In anderen Formen der Aufstellung werden sogenannte Repräsentanten benutzt, die sich an Stelle der Fragenden (hier Fokus genannt) Person auf verschiede Plätze stellen und diese Aspekte repräsentieren. Die dort auftauchenden Wahrnehmungen und Veränderungen werden als repräsentierte Wahrnehmung bezeichnet. Das merkwürdige bei Aufstellungen ist ja bekanntlich, dass häufig diese Repräsentanten genau die Gefühle,
Gedanken und Wahrnehmungen in sich erleben, welche die Aufstellende in sich trägt. Der fachliche Diskurs, wie weit diese Übertragungsphänomene nun das subjektiv Innere der Repräsentanten darstellen oder tatsächlich von der Aufstellenden quasi stammen, lässt sich schwer endgültig klären. Daher der Begriff repräsentierende Wahrnehmung, denn es wird mehr Wert darauf gelegt, was mit der Rolle der jeweiligen Position zu tun hat, als mit
den individuellen Befindlichkeiten der Repräsentanten.
Weitere Aufstellungsmodelle sind die Problemaufstellung, die Lösungsaufstellung u.a. .
Im letzten Teil werden ausführlich und ganz genau Praxisbeispiele wiedergegeben. Hier werden wörtliche Darstellungen der Gespräche mit theoretischen Begründungen aufgeführt, die zeigen dass jede Frage wohldurchdacht und präzise gesetzt wird.
Auch hier wird deutlich: Hier geht es weniger um ein Agieren aus dem Bauch, als um ein intelligentes, ganzheitliches Begreifen und Intervenieren in den jeweiligen Fragestellungen.

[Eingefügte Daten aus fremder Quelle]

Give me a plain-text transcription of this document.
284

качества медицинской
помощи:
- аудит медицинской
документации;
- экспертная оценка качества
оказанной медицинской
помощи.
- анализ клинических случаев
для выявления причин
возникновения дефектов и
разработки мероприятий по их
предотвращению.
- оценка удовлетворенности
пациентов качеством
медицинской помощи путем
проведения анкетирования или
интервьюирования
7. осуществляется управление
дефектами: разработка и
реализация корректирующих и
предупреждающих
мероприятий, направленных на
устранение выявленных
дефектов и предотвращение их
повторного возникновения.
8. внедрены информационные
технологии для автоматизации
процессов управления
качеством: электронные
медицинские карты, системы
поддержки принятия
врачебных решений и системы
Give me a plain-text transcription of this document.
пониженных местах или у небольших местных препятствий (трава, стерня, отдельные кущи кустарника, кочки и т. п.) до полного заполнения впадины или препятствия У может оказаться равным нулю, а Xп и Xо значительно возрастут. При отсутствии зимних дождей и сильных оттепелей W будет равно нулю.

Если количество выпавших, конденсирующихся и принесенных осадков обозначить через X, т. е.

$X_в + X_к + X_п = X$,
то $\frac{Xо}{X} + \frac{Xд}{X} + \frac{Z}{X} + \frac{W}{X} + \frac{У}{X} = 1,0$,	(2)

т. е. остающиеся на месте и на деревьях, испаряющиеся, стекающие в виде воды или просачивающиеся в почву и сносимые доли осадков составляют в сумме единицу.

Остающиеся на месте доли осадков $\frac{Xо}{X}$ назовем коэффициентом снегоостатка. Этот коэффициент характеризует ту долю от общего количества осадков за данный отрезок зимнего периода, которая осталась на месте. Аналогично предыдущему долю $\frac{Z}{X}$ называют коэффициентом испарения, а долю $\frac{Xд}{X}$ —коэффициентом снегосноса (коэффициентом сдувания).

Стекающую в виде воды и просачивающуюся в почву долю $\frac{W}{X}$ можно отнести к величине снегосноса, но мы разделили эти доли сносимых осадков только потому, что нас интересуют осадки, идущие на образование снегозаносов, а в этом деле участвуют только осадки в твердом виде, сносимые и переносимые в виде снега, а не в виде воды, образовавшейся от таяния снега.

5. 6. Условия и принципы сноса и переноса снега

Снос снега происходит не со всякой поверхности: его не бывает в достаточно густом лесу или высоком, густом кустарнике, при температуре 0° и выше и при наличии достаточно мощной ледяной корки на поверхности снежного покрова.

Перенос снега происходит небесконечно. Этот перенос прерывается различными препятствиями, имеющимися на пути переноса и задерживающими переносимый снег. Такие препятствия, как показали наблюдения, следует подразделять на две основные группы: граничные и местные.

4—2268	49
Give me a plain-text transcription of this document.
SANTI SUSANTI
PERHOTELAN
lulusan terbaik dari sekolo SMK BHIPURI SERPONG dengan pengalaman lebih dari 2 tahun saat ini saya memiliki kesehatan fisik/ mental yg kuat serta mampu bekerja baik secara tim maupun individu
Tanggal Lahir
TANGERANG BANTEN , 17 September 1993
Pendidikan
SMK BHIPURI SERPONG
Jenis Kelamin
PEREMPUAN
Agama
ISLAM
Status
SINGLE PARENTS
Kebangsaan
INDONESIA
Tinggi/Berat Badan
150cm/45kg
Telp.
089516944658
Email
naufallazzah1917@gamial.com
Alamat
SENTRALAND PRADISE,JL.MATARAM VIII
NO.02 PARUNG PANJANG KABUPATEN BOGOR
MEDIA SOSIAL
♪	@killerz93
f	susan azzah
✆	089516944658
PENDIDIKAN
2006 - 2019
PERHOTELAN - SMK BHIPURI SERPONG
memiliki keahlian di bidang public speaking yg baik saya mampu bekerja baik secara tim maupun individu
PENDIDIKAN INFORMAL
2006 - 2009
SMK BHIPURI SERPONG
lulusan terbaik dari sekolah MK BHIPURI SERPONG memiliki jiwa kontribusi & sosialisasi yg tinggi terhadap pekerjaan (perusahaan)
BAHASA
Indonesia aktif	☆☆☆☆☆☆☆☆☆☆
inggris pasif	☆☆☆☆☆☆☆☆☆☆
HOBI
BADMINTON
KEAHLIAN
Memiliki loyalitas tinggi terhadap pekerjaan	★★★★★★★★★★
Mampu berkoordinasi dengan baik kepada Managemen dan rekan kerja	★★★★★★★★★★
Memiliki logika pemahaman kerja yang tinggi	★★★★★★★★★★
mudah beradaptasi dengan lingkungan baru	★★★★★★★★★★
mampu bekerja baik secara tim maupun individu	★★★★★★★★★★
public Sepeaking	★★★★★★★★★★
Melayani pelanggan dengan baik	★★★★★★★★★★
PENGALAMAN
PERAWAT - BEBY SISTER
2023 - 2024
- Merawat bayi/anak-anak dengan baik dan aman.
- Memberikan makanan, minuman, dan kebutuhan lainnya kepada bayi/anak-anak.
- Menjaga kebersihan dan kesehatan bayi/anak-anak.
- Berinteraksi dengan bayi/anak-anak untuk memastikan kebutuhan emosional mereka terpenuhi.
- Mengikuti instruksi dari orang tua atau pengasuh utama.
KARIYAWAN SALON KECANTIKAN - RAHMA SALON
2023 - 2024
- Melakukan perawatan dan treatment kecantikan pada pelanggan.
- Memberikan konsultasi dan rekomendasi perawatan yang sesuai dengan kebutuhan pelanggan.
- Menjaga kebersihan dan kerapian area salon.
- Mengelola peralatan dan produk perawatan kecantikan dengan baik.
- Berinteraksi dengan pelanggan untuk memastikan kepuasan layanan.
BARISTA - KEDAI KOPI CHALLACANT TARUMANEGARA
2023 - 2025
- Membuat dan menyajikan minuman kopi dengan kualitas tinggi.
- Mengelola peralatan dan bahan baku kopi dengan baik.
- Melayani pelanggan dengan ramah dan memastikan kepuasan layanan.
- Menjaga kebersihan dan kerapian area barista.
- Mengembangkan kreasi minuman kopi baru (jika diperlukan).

Ein anspruchsvolles Werk, das Geduld beim Lesen und echtes Interesse diese Methode begreifen zu wollen, voraussetzt. Doch lohnt es sich genau hinzuschauen und die komplexen Erklärungsmuster nachzuvollziehen – auch wenn dies nicht immer gelingt. Wer noch nie eine Aufstellung erlebt hat, wird wahrscheinlich Schwierigkeiten haben, viele Darstellungen nachzuvollziehen. Doch besiegelt dieses Buch hier eine zeitgemäße Methode, an der man auch künftig nicht mehr vorbei kommen wird. Empfehlenswert!